Binary search maintains a candidate interval [lo, hi] of possible answers. The midpoint test shrinks this interval depending on whether the current k is sufficient.
Worked Examples
Example 1
Input:
68
We track a few candidate steps for k = 3.
| Day | Start x | Vasya eats | After Vasya | Petya eats | End x | Total eaten |
|---|---|---|---|---|---|---|
| 1 | 68 | 3 | 65 | 6 | 59 | 3 |
| 2 | 59 | 3 | 56 | 5 | 51 | 6 |
| 3 | 51 | 3 | 48 | 4 | 44 | 9 |
| ... | ... | ... | ... | ... | ... | ... |
The process continues until the pile reaches zero, and Vasya ends up with 39 candies. Since half of 68 is 34, this k is sufficient.
This confirms that the simulation accumulates Vasya’s gain over many small consistent reductions rather than a single large jump.
Example 2
Input:
10
Try k = 2.
| Day | Start x | Vasya eats | After Vasya | Petya eats | End x | Total eaten |
|---|---|---|---|---|---|---|
| 1 | 10 | 2 | 8 | 0 | 8 | 2 |
| 2 | 8 | 2 | 6 | 0 | 6 | 4 |
| 3 | 6 | 2 | 4 | 0 | 4 | 6 |
| 4 | 4 | 2 | 2 | 0 | 2 | 8 |
| 5 | 2 | 2 | 0 | 0 | 0 | 10 |
Here Petya never acts because the pile drops below 10 early.

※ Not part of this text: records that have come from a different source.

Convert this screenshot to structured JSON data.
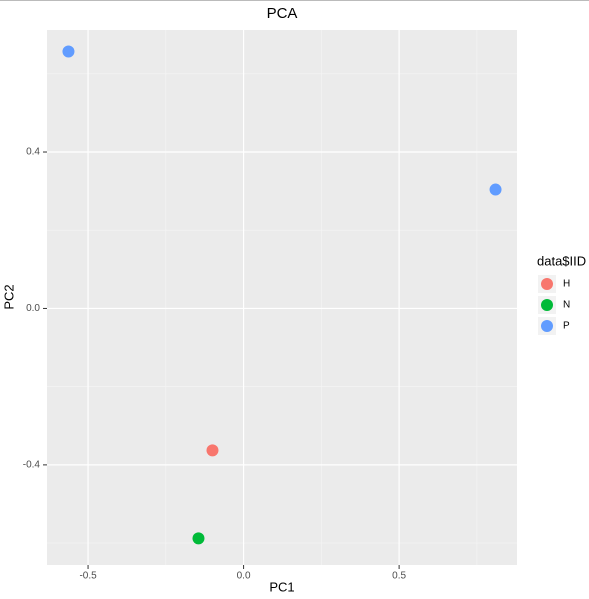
{
  "chart_data": {
    "type": "scatter",
    "title": "PCA",
    "x_label": "PC1",
    "y_label": "PC2",
    "legend_title": "data$IID",
    "legend_position": "right",
    "grid": true,
    "xlim": [
      -0.632,
      0.879
    ],
    "ylim": [
      -0.656,
      0.712
    ],
    "xticks": [
      -0.5,
      {
        "value": 0,
        "label": "0.0"
      },
      0.5
    ],
    "yticks": [
      -0.4,
      {
        "value": 0,
        "label": "0.0"
      },
      0.4
    ],
    "series": [
      {
        "name": "H",
        "color": "#f8766d",
        "x": [
          -0.1
        ],
        "values": [
          -0.363
        ]
      },
      {
        "name": "N",
        "color": "#00ba38",
        "x": [
          -0.145
        ],
        "values": [
          -0.588
        ]
      },
      {
        "name": "P",
        "color": "#619cff",
        "x": [
          -0.563,
          0.81
        ],
        "values": [
          0.657,
          0.304
        ]
      }
    ]
  }
}
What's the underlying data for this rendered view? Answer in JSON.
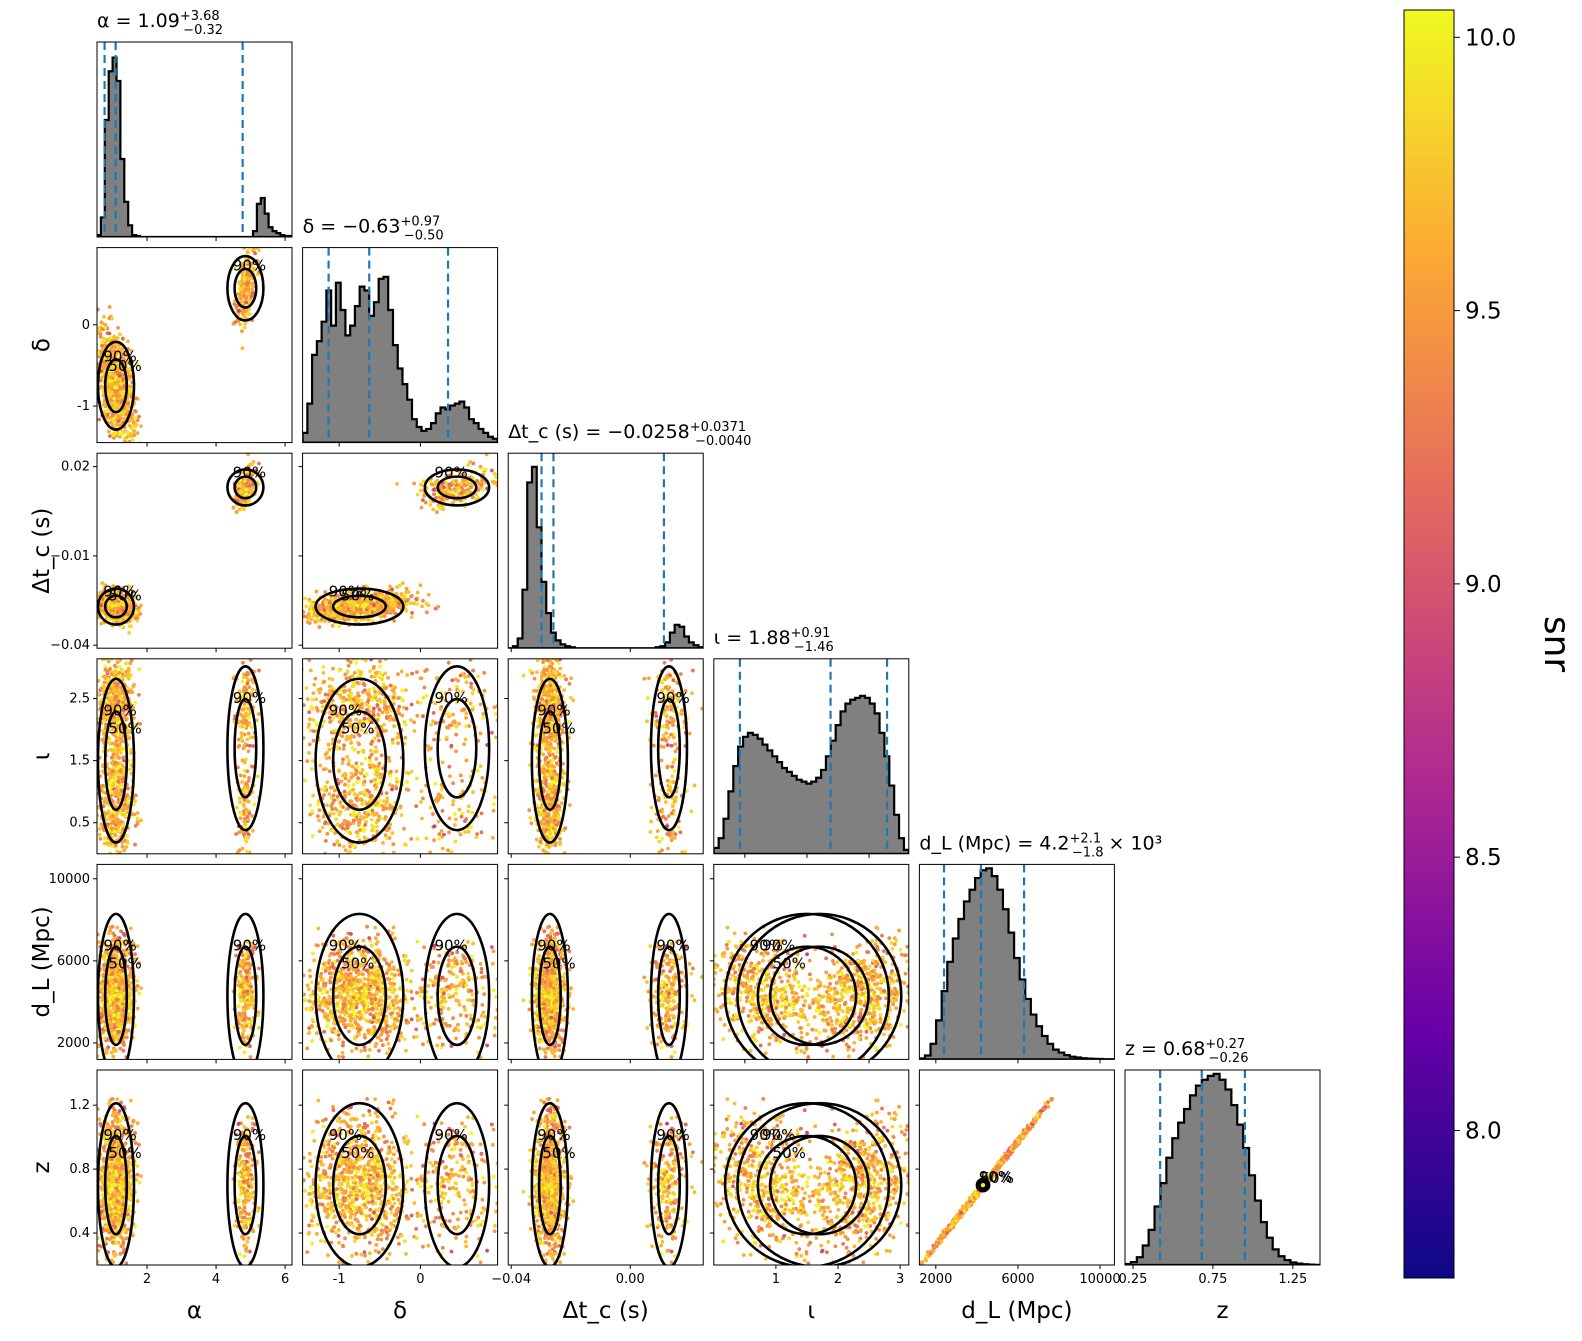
{
  "chart_data": {
    "type": "corner",
    "parameters": [
      {
        "name": "alpha",
        "label": "α",
        "title": "α = 1.09",
        "sup": "+3.68",
        "sub": "−0.32",
        "suffix": "",
        "median": 1.09,
        "quantiles": [
          0.77,
          1.09,
          4.77
        ],
        "ticks": [
          2,
          4,
          6
        ],
        "range": [
          0.55,
          6.2
        ]
      },
      {
        "name": "delta",
        "label": "δ",
        "title": "δ = −0.63",
        "sup": "+0.97",
        "sub": "−0.50",
        "suffix": "",
        "median": -0.63,
        "quantiles": [
          -1.13,
          -0.63,
          0.34
        ],
        "ticks": [
          -1,
          0
        ],
        "range": [
          -1.45,
          0.95
        ]
      },
      {
        "name": "dtc",
        "label": "Δt_c (s)",
        "title": "Δt_c (s) = −0.0258",
        "sup": "+0.0371",
        "sub": "−0.0040",
        "suffix": "",
        "median": -0.0258,
        "quantiles": [
          -0.0298,
          -0.0258,
          0.0113
        ],
        "ticks": [
          -0.04,
          0.0
        ],
        "tick_labels": [
          "−0.04",
          "0.00"
        ],
        "left_ticks": [
          0.02,
          -0.01,
          -0.04
        ],
        "left_tick_labels": [
          "0.02",
          "−0.01",
          "−0.04"
        ],
        "range": [
          -0.041,
          0.0245
        ]
      },
      {
        "name": "iota",
        "label": "ι",
        "title": "ι = 1.88",
        "sup": "+0.91",
        "sub": "−1.46",
        "suffix": "",
        "median": 1.88,
        "quantiles": [
          0.42,
          1.88,
          2.79
        ],
        "ticks": [
          0.5,
          1.5,
          2.5
        ],
        "bottom_ticks": [
          1,
          2,
          3
        ],
        "range": [
          0.0,
          3.14
        ]
      },
      {
        "name": "dL",
        "label": "d_L (Mpc)",
        "title": "d_L (Mpc) = 4.2",
        "sup": "+2.1",
        "sub": "−1.8",
        "suffix": "× 10³",
        "median": 4200,
        "quantiles": [
          2400,
          4200,
          6300
        ],
        "ticks": [
          2000,
          6000,
          10000
        ],
        "range": [
          1200,
          10700
        ]
      },
      {
        "name": "z",
        "label": "z",
        "title": "z = 0.68",
        "sup": "+0.27",
        "sub": "−0.26",
        "suffix": "",
        "median": 0.68,
        "quantiles": [
          0.42,
          0.68,
          0.95
        ],
        "ticks": [
          0.4,
          0.8,
          1.2
        ],
        "bottom_ticks": [
          0.25,
          0.75,
          1.25
        ],
        "range": [
          0.2,
          1.42
        ]
      }
    ],
    "histograms": [
      {
        "param": "alpha",
        "counts": [
          0.01,
          0.1,
          0.6,
          0.85,
          0.92,
          0.8,
          0.4,
          0.18,
          0.06,
          0.01,
          0.005,
          0,
          0,
          0,
          0,
          0,
          0,
          0,
          0,
          0,
          0,
          0,
          0,
          0,
          0,
          0,
          0,
          0,
          0,
          0,
          0,
          0,
          0,
          0,
          0,
          0,
          0,
          0,
          0,
          0,
          0.03,
          0.17,
          0.2,
          0.12,
          0.05,
          0.03,
          0.02,
          0.01,
          0.005,
          0.005
        ]
      },
      {
        "param": "delta",
        "counts": [
          0.05,
          0.2,
          0.45,
          0.52,
          0.62,
          0.78,
          0.6,
          0.82,
          0.68,
          0.55,
          0.6,
          0.7,
          0.8,
          0.78,
          0.65,
          0.72,
          0.84,
          0.85,
          0.68,
          0.5,
          0.38,
          0.3,
          0.22,
          0.12,
          0.08,
          0.06,
          0.07,
          0.1,
          0.15,
          0.18,
          0.17,
          0.19,
          0.2,
          0.21,
          0.18,
          0.12,
          0.1,
          0.07,
          0.05,
          0.03,
          0.02
        ]
      },
      {
        "param": "dtc",
        "counts": [
          0,
          0.01,
          0.05,
          0.3,
          0.85,
          0.93,
          0.62,
          0.34,
          0.18,
          0.08,
          0.04,
          0.02,
          0.01,
          0.005,
          0,
          0,
          0,
          0,
          0,
          0,
          0,
          0,
          0,
          0,
          0,
          0,
          0,
          0,
          0,
          0,
          0,
          0.005,
          0.01,
          0.03,
          0.08,
          0.12,
          0.11,
          0.06,
          0.03,
          0.015,
          0.005
        ]
      },
      {
        "param": "iota",
        "counts": [
          0.03,
          0.08,
          0.18,
          0.32,
          0.45,
          0.55,
          0.6,
          0.62,
          0.61,
          0.59,
          0.56,
          0.53,
          0.5,
          0.47,
          0.44,
          0.42,
          0.4,
          0.38,
          0.37,
          0.36,
          0.37,
          0.39,
          0.43,
          0.5,
          0.58,
          0.66,
          0.73,
          0.77,
          0.79,
          0.8,
          0.81,
          0.8,
          0.77,
          0.72,
          0.62,
          0.5,
          0.35,
          0.2,
          0.08,
          0.02
        ]
      },
      {
        "param": "dL",
        "counts": [
          0.005,
          0.02,
          0.08,
          0.2,
          0.35,
          0.5,
          0.62,
          0.72,
          0.81,
          0.87,
          0.93,
          0.97,
          0.98,
          0.94,
          0.87,
          0.77,
          0.65,
          0.52,
          0.41,
          0.31,
          0.23,
          0.17,
          0.12,
          0.08,
          0.05,
          0.035,
          0.022,
          0.014,
          0.01,
          0.006,
          0.004,
          0.003,
          0.002,
          0.001,
          0.001
        ]
      },
      {
        "param": "z",
        "counts": [
          0.005,
          0.015,
          0.04,
          0.1,
          0.18,
          0.3,
          0.42,
          0.55,
          0.65,
          0.73,
          0.8,
          0.87,
          0.92,
          0.95,
          0.97,
          0.98,
          0.95,
          0.9,
          0.82,
          0.72,
          0.6,
          0.46,
          0.33,
          0.22,
          0.14,
          0.08,
          0.045,
          0.025,
          0.013,
          0.007,
          0.004,
          0.002,
          0.001
        ]
      }
    ],
    "contour_labels": [
      "50%",
      "90%"
    ],
    "colorbar": {
      "label": "snr",
      "range": [
        7.73,
        10.05
      ],
      "ticks": [
        8.0,
        8.5,
        9.0,
        9.5,
        10.0
      ],
      "tick_labels": [
        "8.0",
        "8.5",
        "9.0",
        "9.5",
        "10.0"
      ],
      "colormap": "plasma",
      "stops": [
        "#0d0887",
        "#6a00a8",
        "#b12a90",
        "#e16462",
        "#fca636",
        "#f0f921"
      ]
    },
    "colors": {
      "histogram_fill": "#808080",
      "quantile_line": "#1f77b4",
      "contour": "#000000"
    },
    "modes": [
      {
        "alpha": 1.1,
        "delta": -0.75,
        "dtc": -0.027,
        "iota": 1.5,
        "dL": 4300,
        "z": 0.7,
        "s_alpha": 0.25,
        "s_delta": 0.3,
        "s_dtc": 0.0022,
        "weight": 0.8
      },
      {
        "alpha": 4.85,
        "delta": 0.45,
        "dtc": 0.013,
        "iota": 1.7,
        "dL": 4300,
        "z": 0.7,
        "s_alpha": 0.15,
        "s_delta": 0.22,
        "s_dtc": 0.0028,
        "weight": 0.2
      }
    ]
  }
}
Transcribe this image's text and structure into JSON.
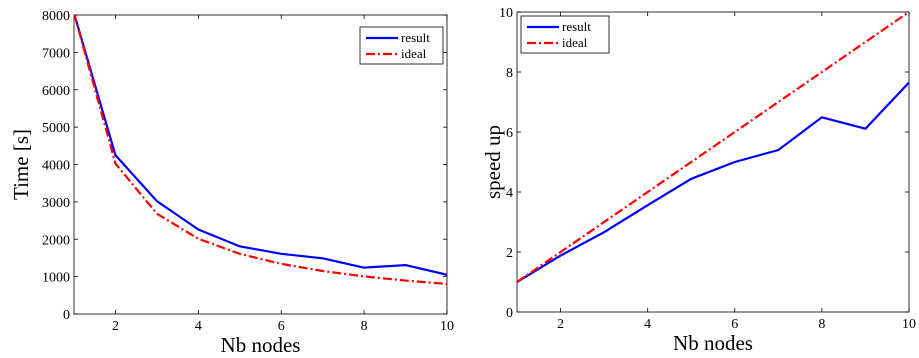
{
  "chart_data": [
    {
      "type": "line",
      "xlabel": "Nb nodes",
      "ylabel": "Time [s]",
      "xlim": [
        1,
        10
      ],
      "ylim": [
        0,
        8000
      ],
      "xticks": [
        2,
        4,
        6,
        8,
        10
      ],
      "yticks": [
        0,
        1000,
        2000,
        3000,
        4000,
        5000,
        6000,
        7000,
        8000
      ],
      "grid": false,
      "legend": "top-right",
      "series": [
        {
          "name": "result",
          "color": "#0000ff",
          "style": "solid",
          "x": [
            1,
            2,
            3,
            4,
            5,
            6,
            7,
            8,
            9,
            10
          ],
          "y": [
            8050,
            4250,
            3020,
            2260,
            1810,
            1610,
            1490,
            1240,
            1310,
            1050
          ]
        },
        {
          "name": "ideal",
          "color": "#ff0000",
          "style": "dashdot",
          "x": [
            1,
            2,
            3,
            4,
            5,
            6,
            7,
            8,
            9,
            10
          ],
          "y": [
            8050,
            4025,
            2683,
            2013,
            1610,
            1342,
            1150,
            1006,
            894,
            805
          ]
        }
      ]
    },
    {
      "type": "line",
      "xlabel": "Nb nodes",
      "ylabel": "speed up",
      "xlim": [
        1,
        10
      ],
      "ylim": [
        0,
        10
      ],
      "xticks": [
        2,
        4,
        6,
        8,
        10
      ],
      "yticks": [
        0,
        2,
        4,
        6,
        8,
        10
      ],
      "grid": false,
      "legend": "top-left",
      "series": [
        {
          "name": "result",
          "color": "#0000ff",
          "style": "solid",
          "x": [
            1,
            2,
            3,
            4,
            5,
            6,
            7,
            8,
            9,
            10
          ],
          "y": [
            1.0,
            1.88,
            2.66,
            3.56,
            4.44,
            5.0,
            5.4,
            6.49,
            6.11,
            7.65
          ]
        },
        {
          "name": "ideal",
          "color": "#ff0000",
          "style": "dashdot",
          "x": [
            1,
            2,
            3,
            4,
            5,
            6,
            7,
            8,
            9,
            10
          ],
          "y": [
            1,
            2,
            3,
            4,
            5,
            6,
            7,
            8,
            9,
            10
          ]
        }
      ]
    }
  ]
}
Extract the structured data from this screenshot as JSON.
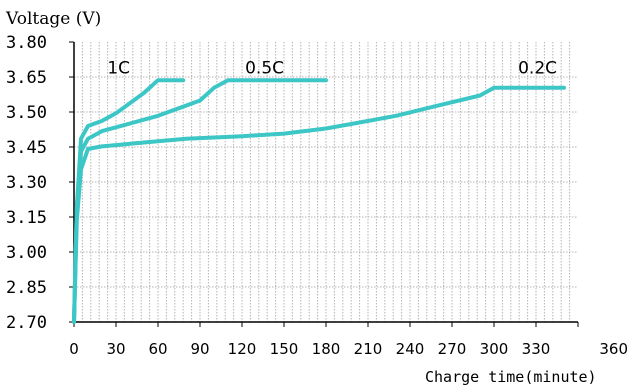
{
  "chart_data": {
    "type": "line",
    "ylabel": "Voltage (V)",
    "xlabel": "Charge time(minute)",
    "xlim": [
      0,
      360
    ],
    "ylim": [
      2.7,
      3.8
    ],
    "y_ticks": [
      "3.80",
      "3.65",
      "3.50",
      "3.45",
      "3.30",
      "3.15",
      "3.00",
      "2.85",
      "2.70"
    ],
    "x_ticks": [
      "0",
      "30",
      "60",
      "90",
      "120",
      "150",
      "180",
      "210",
      "240",
      "270",
      "300",
      "330",
      "360"
    ],
    "grid": true,
    "line_color": "#3cc6c6",
    "series": [
      {
        "name": "1C",
        "x": [
          0,
          2,
          5,
          10,
          20,
          30,
          40,
          50,
          60,
          78
        ],
        "y": [
          2.7,
          3.15,
          3.42,
          3.47,
          3.49,
          3.52,
          3.56,
          3.6,
          3.65,
          3.65
        ]
      },
      {
        "name": "0.5C",
        "x": [
          0,
          2,
          5,
          10,
          20,
          40,
          60,
          80,
          90,
          100,
          110,
          180
        ],
        "y": [
          2.7,
          3.15,
          3.37,
          3.42,
          3.45,
          3.48,
          3.51,
          3.55,
          3.57,
          3.62,
          3.65,
          3.65
        ]
      },
      {
        "name": "0.2C",
        "x": [
          0,
          2,
          5,
          10,
          20,
          40,
          60,
          80,
          100,
          120,
          150,
          180,
          200,
          230,
          260,
          290,
          300,
          350
        ],
        "y": [
          2.7,
          3.1,
          3.3,
          3.38,
          3.39,
          3.4,
          3.41,
          3.42,
          3.425,
          3.43,
          3.44,
          3.46,
          3.48,
          3.51,
          3.55,
          3.59,
          3.62,
          3.62
        ]
      }
    ]
  }
}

This demonstrates the floor division effect: once values are small enough, only Vasya contributes, making the process linear.
Complexity Analysis
| Measure | Complexity | Explanation |
|---|---|---|
| Time | O(log n · log n) | Binary search over k, each check simulates a process with at most logarithmic number of days due to repeated reduction by subtraction and division |
| Space | O(1) | Only a few integer variables are maintained |
The constraints up to 10^18 require logarithmic search depth, and the simulation remains fast enough because the candy pile shrinks quickly under repeated 10% reductions and fixed subtractions.
Test Cases
import sys, io
def run(inp: str) -> str:
sys.stdin = io.StringIO(inp)
import sys
input = sys.stdin.readline
def can(k, n):
x = n
eaten = 0
while x > 0:
take = k if x >= k else x
eaten += take
x -= take
if x == 0:
break
x -= x // 10
return eaten * 2 >= n
n = int(sys.stdin.readline())
lo, hi = 1, n
while lo < hi:
mid = (lo + hi) // 2
if can(mid, n):
hi = mid
else:
lo = mid + 1
return str(lo)
# provided sample
assert run("68\n") == "3"
# minimum case
assert run("1\n") == "1"
# small linear case where Petya never acts
assert run("10\n") == "1"
# moderate case
assert run("100\n") == "4"
# large-ish sanity case
assert run("1000000000000000000\n") == "17"
| Test input | Expected output | What it validates |
|---|---|---|
| 1 | 1 | minimal boundary |
| 10 | 1 | Petya inactive regime |
| 100 | 4 | typical interaction of both rules |
| 10^18 | 17 | large-scale binary search stability |
Edge Cases
When n = 1, the simulation ends immediately after Vasya takes the only candy. The binary search still works because can(1, 1) returns true at the first check, collapsing the range correctly.
When n < 10, Petya never removes anything. The system becomes purely linear, so the answer is simply (n + 1) // 2 in effect, and the simulation reflects this because x // 10 is always zero.
When k is very large, for example k ≥ n, Vasya empties the pile in the first move. The simulation exits before any Petya action, which correctly yields that such k is always sufficient, and binary search will move downward toward the minimal valid value.